A compiler is a basic part of a modern computer system. From a functional point of view, a compiler is a language translator that translates a program written in one language (called the source language) into another language (called the target language) ) Equivalent procedure.

We only briefly introduce some terms here. If you want to learn compilation principles systematically, you need to find some professional books (such as Dragon Books, Tiger Books, Whale Books, etc., which can be found with search engines), and you need to practice In order to have a thorough and understanding of the principle of compilation.

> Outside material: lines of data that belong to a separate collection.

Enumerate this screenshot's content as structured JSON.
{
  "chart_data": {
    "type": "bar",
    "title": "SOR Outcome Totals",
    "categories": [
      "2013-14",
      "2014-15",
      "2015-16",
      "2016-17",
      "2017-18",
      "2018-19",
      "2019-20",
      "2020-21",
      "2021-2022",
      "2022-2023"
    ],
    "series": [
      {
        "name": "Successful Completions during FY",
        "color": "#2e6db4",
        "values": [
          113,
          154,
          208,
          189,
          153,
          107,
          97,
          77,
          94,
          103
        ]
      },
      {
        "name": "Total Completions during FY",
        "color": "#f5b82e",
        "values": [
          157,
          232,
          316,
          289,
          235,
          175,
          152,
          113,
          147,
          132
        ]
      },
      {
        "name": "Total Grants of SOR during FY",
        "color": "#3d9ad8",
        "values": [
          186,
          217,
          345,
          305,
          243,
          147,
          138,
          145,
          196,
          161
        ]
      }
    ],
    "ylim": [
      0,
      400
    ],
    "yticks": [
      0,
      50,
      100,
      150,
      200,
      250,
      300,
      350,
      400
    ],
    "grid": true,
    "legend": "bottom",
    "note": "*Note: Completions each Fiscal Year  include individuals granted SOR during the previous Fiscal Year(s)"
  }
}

Generally, a compiler compiles a program into lexical analysis, syntax analysis, semantic analysis, intermediate code generation, code optimization, and target code generation.

Lexical analysis#

Read the source program of the character stream from left to right and recognize (spell) words.

  • Word --- token
  • Reserved word --- reserved word
  • Identifier --- identifier (user-defined name)

Example:

Parsing#

Function: Hierarchical analysis. According to the grammar rules of the source program, the word sequence of the source program is composed into grammatical phrases (represented as a syntax tree). The grammar analysis program obtains the source code in the form of tokens from the scanning program and completes the grammatical analysis that defines the program structure syntax analysis), which is similar to the syntax analysis of sentences in natural language. Parsing defines the structural elements of a program and their relationships. The results of parsing are usually expressed as a parse tree or a syntax tree.

Example:

Semantic Analysis#

The semantics of a program is its "meaning", which is different from syntax or structure. The semantics of a program determine its operation, but most programming languages ​​have features that are determined before execution and are not easily represented by syntax and analyzed by an analysis program. These features are called static semantics, and the task of a semantic analysis program is to analyze such semantics (the "dynamic" semantics of a program have characteristics that can only be determined when the program is executed. Since the compiler cannot execute the program, it It cannot be determined by the compiler). Typical static semantics of general programming languages ​​include declarations and type checking. Additional information (such as data types) calculated by the semantic analyzer is called attributes, and they are usually added to the tree as comments or "decorations" (attributes can also be added to the symbol table).

  • Contextual relevance
  • Type matching
  • Type conversion

Example:

Semantic analysis results:

Intermediate code generation#

The internal (middle) representation of the source program:

Ternary, quaternary, P-Code, C-Code, U-Code, bytecode

Code optimization#

  • Intermediate code optimization
  • Objective code optimization

Object code generation#

Object code generation is the last stage of compilation. The object code generator transforms the parsed or optimized intermediate code into object code.

Symbol Table Management#

The information in this data structure is related to identifiers: functions, variables, constants, and data types. The symbol table interacts with almost all stages of the compiler: scanners, parsers, or semantic analyzers that enter identifiers into tables; semantic analyzers will add data types and other information; optimization and code generation phases will also use The information provided by the symbol table selects the appropriate code.

  • Record the name used in the source program
  • Collect various attribute information of each name

Type, scope, allocated storage information

Error handling#

Check errors, report error messages, troubleshoot, and resume compilation.